I’m a little late to the game here, but the ever popular floatingsheep blog smashed their previous daily page view high with this post entitled ‘Mapping Racist Tweets in Response to President Obama’s Re-election‘ 10 days ago. I don’t think I need to explain what it’s about, it’s pretty self-explanatory.
It drew a lot of comments, understandably. From people questioning the small sample size (395 ‘hate’ tweets in total), the search terms (‘monkey’ OR ‘nigger’ AND the text ‘Obama’ OR ‘reelected’ OR ‘won’), the exclusion of racist tweets towards Romney (rectified by floating sheep, here), the geolocation of tweets (2-5% of all tweets), the use of particular search terms in the positive (for example, ‘nigger’), and the mapping of racial tweets as opposed to tweeters (the results could have produced multiple tweets from the same individual).
They’re all now included in a FAQ section, here, in response to the many questions floatingsheep received as to their choice of method.

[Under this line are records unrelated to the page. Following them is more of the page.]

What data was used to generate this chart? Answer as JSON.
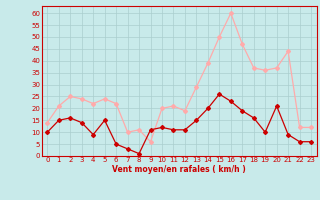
{
  "hours": [
    0,
    1,
    2,
    3,
    4,
    5,
    6,
    7,
    8,
    9,
    10,
    11,
    12,
    13,
    14,
    15,
    16,
    17,
    18,
    19,
    20,
    21,
    22,
    23
  ],
  "wind_avg": [
    10,
    15,
    16,
    14,
    9,
    15,
    5,
    3,
    1,
    11,
    12,
    11,
    11,
    15,
    20,
    26,
    23,
    19,
    16,
    10,
    21,
    9,
    6,
    6
  ],
  "wind_gust": [
    14,
    21,
    25,
    24,
    22,
    24,
    22,
    10,
    11,
    6,
    20,
    21,
    19,
    29,
    39,
    50,
    60,
    47,
    37,
    36,
    37,
    44,
    12,
    12
  ],
  "avg_color": "#cc0000",
  "gust_color": "#ffaaaa",
  "bg_color": "#c8eaea",
  "grid_color": "#aacece",
  "axis_color": "#cc0000",
  "spine_color": "#cc0000",
  "xlabel": "Vent moyen/en rafales ( km/h )",
  "ylim": [
    0,
    63
  ],
  "yticks": [
    0,
    5,
    10,
    15,
    20,
    25,
    30,
    35,
    40,
    45,
    50,
    55,
    60
  ],
  "marker": "D",
  "markersize": 2.0,
  "linewidth": 0.9,
  "tick_fontsize": 5.0,
  "xlabel_fontsize": 5.5
}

For me, it says a lot about people’s ability to pick holes in ‘scientific’ method. Although the comments started to get a little wild, they did at least open the door for a response from the floatingsheep team, clarifying the methods they used. It really isn’t a sample of the American population, let alone the American twitter population, let’s get that clear. 395 tweets is so far removed from a representative sample size it’s at the best kind of naive drawing any conclusions (‘the south is racist’) and at the worst, dangerous. I think floatingsheep know that. Still, it says a lot about the pitfalls of mapping tweet data, because there are just so many removals from the population at large. In this case:
NOT people in USA
people in USA tweeting
people in USA tweeting racist comments about Obama
people in USA tweeting racist comments about Obama with geo-location activated
people in USA tweeting particular racist comments about Obama with geo-location activated during a 7-day period at a specific time as searched for in a built database
That’s 4x removed from the classification that, I would argue, most people think of this data as representing. That is, constituting the people of the USA. Although maybe it’s only 3x removed, because I’d like to think most people have the intelligence to think this at the least is only feasibly representative of those with twitter (it doesn’t take much to realise there are more young people than old people on twitter, whatever that may mean). There’s a danger in not making this patently clear to people.